The youths were part of a campus protest against the then East Pakistani government’s decision to declare Urdu as the official state language in spite of Bengalis making up the majority.
“Barkat was from Murshidabad and had gone to Dhaka to pursue a degree in political science as a 19-year-old in 1948, and he could never come back,” said 83-year-old Akali Sheikh, who knew Abul as a youth and neighbour in Salar’s Bablagram village.
“We are happy that a minister is coming to inaugurate a bust of Barkat, but it is sad that his ancestral home could not be preserved. It was sold many years ago, shortly after Barkat’s remaining family members emigrated to Bangladesh in the 1980s,” he added.
Villagers recalled that distraught family members of the “bright and talented youth” — who secured a school ‘matric pass’ and an undergraduate degree from Krishnath College by the time he was 19 — were unable to cope with his loss. His father left their four-cottah, one-storey home, and adjoining 12 acres of property to a wakf estate in the mid-1970s and left, along with the remaining family members, for Bangladesh in 1980.
In Bangladesh, February 21 marks ‘Shaheed Diwas’, where citizens of the country remember the sacrifice made by the youths for the ethno-linguistic agitation by Bengalis against the East Pakistani government, which had tried to impose the Urdu language on the state.
“Barkat died for the Bengali language on February 21, but we have nothing here in Murshidabad that truly commemorates his life,” said another neighbour.
Sources said beginning in 2010, residents and Trinamul Congress workers from the area had inaugurated a youth club and library in Barkat’s memory.

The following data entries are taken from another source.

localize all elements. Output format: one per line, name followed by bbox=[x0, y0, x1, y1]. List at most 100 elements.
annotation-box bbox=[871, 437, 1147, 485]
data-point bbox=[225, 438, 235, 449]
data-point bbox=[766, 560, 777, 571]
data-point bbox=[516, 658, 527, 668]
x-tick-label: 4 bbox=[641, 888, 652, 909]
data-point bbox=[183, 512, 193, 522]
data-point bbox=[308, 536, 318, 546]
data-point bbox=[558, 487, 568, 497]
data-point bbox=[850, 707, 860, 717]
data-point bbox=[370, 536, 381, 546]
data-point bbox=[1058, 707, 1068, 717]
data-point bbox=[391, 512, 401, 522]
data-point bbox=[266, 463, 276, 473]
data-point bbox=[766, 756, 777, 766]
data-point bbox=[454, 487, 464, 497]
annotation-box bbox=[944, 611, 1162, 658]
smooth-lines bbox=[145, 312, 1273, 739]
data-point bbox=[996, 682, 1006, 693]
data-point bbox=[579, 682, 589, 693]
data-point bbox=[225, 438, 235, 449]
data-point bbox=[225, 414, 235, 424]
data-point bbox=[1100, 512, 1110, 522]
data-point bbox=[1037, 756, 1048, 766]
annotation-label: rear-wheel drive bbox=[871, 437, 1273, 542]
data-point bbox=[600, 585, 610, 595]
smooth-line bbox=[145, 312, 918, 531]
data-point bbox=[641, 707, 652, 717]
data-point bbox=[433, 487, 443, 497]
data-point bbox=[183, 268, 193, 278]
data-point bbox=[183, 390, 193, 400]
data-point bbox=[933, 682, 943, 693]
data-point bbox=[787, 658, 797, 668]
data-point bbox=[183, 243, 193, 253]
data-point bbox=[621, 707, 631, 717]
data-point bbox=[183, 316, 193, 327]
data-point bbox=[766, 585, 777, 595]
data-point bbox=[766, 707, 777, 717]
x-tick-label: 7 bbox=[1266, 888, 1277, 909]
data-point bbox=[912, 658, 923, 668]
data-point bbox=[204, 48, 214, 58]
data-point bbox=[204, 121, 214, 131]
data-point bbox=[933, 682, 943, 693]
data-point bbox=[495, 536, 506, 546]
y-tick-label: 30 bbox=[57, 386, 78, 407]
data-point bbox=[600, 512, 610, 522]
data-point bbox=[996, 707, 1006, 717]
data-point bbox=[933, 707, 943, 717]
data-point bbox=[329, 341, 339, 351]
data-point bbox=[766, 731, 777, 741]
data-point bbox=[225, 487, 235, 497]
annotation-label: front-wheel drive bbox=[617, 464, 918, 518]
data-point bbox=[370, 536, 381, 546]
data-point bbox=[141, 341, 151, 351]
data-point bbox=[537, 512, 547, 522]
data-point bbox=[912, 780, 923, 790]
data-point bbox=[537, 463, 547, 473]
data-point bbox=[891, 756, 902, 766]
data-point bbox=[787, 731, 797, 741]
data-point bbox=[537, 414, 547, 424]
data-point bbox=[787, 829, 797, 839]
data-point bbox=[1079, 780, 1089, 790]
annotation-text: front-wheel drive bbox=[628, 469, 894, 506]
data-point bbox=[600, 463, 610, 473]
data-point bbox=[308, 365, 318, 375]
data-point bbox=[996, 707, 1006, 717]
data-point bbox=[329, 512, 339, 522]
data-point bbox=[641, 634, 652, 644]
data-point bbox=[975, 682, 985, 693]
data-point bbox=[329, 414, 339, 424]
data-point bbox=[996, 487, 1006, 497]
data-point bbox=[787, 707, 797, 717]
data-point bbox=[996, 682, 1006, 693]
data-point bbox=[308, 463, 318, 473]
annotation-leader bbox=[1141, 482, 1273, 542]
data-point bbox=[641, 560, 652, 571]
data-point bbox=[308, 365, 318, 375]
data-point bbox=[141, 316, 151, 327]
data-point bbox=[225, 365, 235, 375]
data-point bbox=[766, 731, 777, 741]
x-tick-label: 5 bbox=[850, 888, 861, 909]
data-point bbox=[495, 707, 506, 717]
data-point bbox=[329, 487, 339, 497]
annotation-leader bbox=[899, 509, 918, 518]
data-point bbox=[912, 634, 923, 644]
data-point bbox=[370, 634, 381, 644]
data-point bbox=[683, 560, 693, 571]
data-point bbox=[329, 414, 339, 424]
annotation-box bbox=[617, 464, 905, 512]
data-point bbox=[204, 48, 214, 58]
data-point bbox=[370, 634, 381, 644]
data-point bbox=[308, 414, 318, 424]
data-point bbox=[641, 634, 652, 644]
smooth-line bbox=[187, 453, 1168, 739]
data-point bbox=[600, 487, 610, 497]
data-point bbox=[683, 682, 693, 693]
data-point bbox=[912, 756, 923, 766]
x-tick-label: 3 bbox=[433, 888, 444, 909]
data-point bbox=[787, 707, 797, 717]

However, after hearing of Trinamul leaders’ efforts to inaugurate a bust of Barkat this week, the overwhelming sentiment among older residents of the area was one of wistfulness.
“A club and library are fine. But what about commemorating a place where Barkat actually lived and played,” asked Akali, referring to Barkat’s erstwhile home compound, which was bought over by a family in the mid 80s.
Contacted, Golam Murshed, the current resident there, said he was aware of the sentiments involved.
“If they do come with a reasonable offer, we have no reason to say no to such an effort,” he added.
On Friday, Suvendu Adhikari and Trinamul workers will unveil the bust of Abul on the Barkat Bhavan library premises.
“We have been saying for decades that Abul’s memory should have been honoured at this village in a more concrete way. A statue, or a club, is okay. But Abul was never there himself,” said Akali.
Trinamul leaders in the area said on Thursday that they were aware of the longstanding demand of the villagers.
“Tomorrow, we will also make a public appeal for the same during the inauguration of Abul’s bust. Suvenduda (Adhikari) has been informed. If the chief minister comes to know of our intention, I am sure she will order a memorial near the site of his childhood home immediately,” said Trinamul’s Kandi president Goutam Ray.